Until her next one, Reykja would have no power to slip through the faJterings of spells, seize unlocked doors, have anything at all to do with birth luck. Until her next birthday, Reykja was safe. Until her next birthday-

But Reykja did not wait.

"This is Sorel," she said to Ondur. "His birthday falls tomorrow."

Sorel looked about twelve, a skinny and needle-eyed twelve, with a furtive glance and a skinny swagger. The expensive silver knife stuck through his sash matched neither his age nor the state of his sandals. Ondur had seen many such boys. They slept on the ground at the Two-Copper Bazaar, carried notes at the docks when an illiterate messenger was desirable, made themselves available at Rat's Alley for whatever was nocturnal, stealthy, and dangerous. But beneath the dirt and above the wicked gleam of the dagger, Sorel's cheek curved plump and smooth. Ondur could see clearly the child Sorel had been, and even more clearly the man he would become.

"Reykja," she whispered. "What are you doing?"

But Reykja only laughed, and turned away. And two days later she brought to the kitchen a brass earring, so nondescript it might have been any of a thousand brass earrings from any of a thousand ears in Liavek, except that light flared brilliantly when she smashed it into a brass lump against the stone floor. Sorel left with a five-levar gold coin from behind a brick that the mistress had no idea anyone knew of. Ondur shuddered whitely, and held her arms across her belly. And Reykja, at the moment of the light's flaring, spat out "Into a unity whole," and looked up at Ondur, and smiled.

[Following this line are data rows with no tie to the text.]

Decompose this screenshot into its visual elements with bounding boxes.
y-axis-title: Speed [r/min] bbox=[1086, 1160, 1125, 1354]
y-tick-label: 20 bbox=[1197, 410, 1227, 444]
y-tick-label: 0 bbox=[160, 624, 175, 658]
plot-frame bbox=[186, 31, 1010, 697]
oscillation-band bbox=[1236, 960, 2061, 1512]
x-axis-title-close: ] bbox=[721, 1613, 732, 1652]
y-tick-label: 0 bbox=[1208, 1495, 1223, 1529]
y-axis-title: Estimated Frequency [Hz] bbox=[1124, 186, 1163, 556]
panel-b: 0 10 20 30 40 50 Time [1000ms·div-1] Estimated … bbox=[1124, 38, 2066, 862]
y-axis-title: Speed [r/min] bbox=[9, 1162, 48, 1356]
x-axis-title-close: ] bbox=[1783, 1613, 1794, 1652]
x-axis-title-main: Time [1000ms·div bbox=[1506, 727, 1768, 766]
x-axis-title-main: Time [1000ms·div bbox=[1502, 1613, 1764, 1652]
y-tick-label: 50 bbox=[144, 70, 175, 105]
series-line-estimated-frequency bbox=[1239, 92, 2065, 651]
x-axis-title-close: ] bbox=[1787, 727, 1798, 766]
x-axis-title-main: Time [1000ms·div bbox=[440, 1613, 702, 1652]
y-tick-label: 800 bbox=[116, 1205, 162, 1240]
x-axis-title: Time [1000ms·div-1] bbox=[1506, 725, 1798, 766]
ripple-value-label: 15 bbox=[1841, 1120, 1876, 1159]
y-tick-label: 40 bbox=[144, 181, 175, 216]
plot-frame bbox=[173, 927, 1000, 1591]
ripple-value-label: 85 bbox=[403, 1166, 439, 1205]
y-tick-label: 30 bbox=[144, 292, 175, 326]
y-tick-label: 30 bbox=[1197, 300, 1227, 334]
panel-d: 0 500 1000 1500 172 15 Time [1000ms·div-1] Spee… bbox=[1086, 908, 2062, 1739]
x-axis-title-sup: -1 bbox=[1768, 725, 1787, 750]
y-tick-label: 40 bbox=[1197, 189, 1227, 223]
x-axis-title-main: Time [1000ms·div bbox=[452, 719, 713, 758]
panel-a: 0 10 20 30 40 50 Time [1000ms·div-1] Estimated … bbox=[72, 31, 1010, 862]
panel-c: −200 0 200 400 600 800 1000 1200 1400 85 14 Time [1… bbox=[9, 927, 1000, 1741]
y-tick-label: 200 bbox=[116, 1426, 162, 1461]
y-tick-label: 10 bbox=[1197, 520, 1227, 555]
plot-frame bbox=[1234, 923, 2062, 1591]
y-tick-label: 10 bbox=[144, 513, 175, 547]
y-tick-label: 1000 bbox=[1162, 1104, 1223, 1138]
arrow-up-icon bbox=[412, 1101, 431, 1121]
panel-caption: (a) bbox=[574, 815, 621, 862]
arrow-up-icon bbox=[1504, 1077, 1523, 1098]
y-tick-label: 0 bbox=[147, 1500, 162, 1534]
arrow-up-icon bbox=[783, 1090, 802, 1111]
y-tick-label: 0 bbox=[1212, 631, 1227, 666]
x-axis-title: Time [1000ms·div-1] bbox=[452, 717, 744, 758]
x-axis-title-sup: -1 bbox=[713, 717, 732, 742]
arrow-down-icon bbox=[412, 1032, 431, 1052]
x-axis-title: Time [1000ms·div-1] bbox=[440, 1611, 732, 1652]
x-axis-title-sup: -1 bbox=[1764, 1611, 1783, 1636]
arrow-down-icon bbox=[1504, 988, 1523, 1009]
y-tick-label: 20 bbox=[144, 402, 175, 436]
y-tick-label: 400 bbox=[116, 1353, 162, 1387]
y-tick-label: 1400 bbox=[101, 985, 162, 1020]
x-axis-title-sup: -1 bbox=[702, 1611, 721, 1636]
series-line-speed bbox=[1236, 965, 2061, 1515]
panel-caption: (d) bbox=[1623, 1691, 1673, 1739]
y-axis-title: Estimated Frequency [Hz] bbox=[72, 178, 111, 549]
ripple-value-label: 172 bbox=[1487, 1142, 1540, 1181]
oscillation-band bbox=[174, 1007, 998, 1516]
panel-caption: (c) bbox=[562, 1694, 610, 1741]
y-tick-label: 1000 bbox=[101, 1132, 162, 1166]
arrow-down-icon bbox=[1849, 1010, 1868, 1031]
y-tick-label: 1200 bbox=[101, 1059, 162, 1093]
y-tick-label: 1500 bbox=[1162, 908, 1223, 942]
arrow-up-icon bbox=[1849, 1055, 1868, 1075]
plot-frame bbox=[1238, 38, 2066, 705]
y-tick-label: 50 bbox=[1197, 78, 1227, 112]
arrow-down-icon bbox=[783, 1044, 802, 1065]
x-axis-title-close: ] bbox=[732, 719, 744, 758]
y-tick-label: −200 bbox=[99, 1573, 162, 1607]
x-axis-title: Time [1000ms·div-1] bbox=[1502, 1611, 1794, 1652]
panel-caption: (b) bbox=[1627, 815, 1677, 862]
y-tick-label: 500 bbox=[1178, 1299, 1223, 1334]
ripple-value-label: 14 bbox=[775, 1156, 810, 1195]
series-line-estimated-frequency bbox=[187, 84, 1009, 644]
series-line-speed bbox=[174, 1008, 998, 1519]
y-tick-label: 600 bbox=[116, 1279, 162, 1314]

"Are you a magician, Ondur?"

"No. No. But no more, Reykja, no more—"

"Liavek reeks with luck," Reykja said, and the glass around her glittered and shone as hard as petrified light.

But that night Ondur heard her in the attic room, weeping.


The next evening, Ondur and Reykja sat hemming a blanket by the last of the light from the open kitchen door. It had stopped raining; beyond the crumbling garden wall the rooftops of Liavek shone purely against the dark blue sky, like gems against silk. One side of the rough blanket flowed over Ondur's lap, the other over Reykja's, and both their heads were bent over the stitches. It was tedious, soothing work; both master and mistress had gone out for dinner. Halfway down her side of the hem Reykja, never a good needlewoman, had pricked her finger, leaving a flat smear of blood. She had sucked the finger a moment, then gone on working.